Freiberg. So manch positive Entwicklung konnte Thomas Kolbe, Präsident der Industrie- und Handelskammer Chemnitz, Regionalkammer Mittelsachsen, beim Jahresempfang am Mittwoch in der Freiberger Nikolaikirche erwähnen. Besonders erfreulich, so merkte er an, sei die Situation auf dem Arbeitsmarkt.

So viele Menschen wie seit Jahrzehnten nicht seien in Lohn und Brot, was man vor einigen Jahren kaum für möglich gehalten habe. Auch habe sich die Regionalkammer der IHK zunehmend zu einer wichtigen Institution im Landkreis entwickelt. "Doch darf man das nicht als selbstverständlich ansehen", so Kolbe zu den versammelten Repräsentanten aus Politik und Wirtschaft.

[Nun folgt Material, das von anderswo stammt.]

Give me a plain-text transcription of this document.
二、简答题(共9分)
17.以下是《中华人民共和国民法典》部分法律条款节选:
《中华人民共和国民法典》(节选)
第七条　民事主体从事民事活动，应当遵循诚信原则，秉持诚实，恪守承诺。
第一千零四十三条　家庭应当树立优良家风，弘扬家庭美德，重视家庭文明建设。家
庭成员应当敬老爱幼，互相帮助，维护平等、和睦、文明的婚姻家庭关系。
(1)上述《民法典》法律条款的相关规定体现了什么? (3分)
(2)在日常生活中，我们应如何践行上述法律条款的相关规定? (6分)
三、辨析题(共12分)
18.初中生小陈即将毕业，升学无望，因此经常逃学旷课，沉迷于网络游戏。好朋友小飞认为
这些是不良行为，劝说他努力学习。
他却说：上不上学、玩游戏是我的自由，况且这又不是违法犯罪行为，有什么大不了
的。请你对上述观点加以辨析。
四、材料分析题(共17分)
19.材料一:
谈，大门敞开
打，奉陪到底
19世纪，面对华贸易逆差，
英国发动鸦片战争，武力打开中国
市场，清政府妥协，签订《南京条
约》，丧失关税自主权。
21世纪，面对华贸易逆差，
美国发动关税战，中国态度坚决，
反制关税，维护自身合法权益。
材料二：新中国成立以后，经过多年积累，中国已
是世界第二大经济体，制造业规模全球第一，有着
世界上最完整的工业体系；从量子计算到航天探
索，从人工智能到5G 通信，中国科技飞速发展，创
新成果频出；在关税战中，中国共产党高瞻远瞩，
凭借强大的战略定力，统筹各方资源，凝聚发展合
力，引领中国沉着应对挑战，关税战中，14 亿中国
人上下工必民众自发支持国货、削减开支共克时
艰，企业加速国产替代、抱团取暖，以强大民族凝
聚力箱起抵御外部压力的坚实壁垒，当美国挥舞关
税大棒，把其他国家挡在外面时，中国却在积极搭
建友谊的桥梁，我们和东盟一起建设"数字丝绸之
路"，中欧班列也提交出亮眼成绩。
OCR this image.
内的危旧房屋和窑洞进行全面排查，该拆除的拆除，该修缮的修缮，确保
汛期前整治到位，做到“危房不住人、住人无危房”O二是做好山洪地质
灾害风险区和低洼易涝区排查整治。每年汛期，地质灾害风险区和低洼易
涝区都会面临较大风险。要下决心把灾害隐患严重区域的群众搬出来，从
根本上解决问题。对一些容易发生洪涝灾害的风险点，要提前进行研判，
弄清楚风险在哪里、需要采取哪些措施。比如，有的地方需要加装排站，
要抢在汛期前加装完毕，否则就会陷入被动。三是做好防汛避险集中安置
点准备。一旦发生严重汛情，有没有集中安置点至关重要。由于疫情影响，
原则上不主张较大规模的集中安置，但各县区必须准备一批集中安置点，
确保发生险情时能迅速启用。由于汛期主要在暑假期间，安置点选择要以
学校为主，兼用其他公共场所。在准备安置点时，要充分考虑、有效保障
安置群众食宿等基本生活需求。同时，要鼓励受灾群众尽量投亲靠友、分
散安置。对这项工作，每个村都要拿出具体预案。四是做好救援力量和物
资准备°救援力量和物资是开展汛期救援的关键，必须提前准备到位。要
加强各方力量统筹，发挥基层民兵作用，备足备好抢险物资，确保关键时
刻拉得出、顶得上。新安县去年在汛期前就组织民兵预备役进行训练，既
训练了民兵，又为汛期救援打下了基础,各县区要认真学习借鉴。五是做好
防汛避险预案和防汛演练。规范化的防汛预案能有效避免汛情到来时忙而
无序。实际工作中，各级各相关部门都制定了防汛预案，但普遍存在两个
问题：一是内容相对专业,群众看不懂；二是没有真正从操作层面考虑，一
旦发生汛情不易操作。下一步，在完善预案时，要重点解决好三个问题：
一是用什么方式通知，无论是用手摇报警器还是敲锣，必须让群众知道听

"Wir sind Stimmenverstärker, Know-How-Träger und Netzwerker. " Besonders auf letzterem Gebiet müsse weiterhin viel getan werden. Das sei umso wichtiger angesichts der Tatsache, dass man ein Landkreis des Mittelstandes ist. 90 Prozent aller Unternehmen in Mittelsachsen hätten nicht mehr als zehn Mitarbeiter, nur 45 Firmen beschäftigen mehr als 200.

"Es fehlen uns die Leuchttürme", so Kolbe. Die vorhandenen Vorteile gelte es aber zu nutzen. Etwa die sehr gute Lage zwischen den drei sächsischen Metropolen Chemnitz, Dresden und Leipzig. Auch mahnte er ein langfristiges Denken an, besonders bei dem Problem der Unternehmensnachfolge.

Weitere Sorgenkinder sind der nach wie vor hohe Fachkräftemangel, aber auch die schwierige Infrastruktur, Stichwort Breitbandausbau. Ein reger Gedankenaustausch untereinander, auch unterschiedlicher Branchen, sei notwendig, um den Herausforderungen zu begegnen. Dafür sei die IHK der ideale Mittler.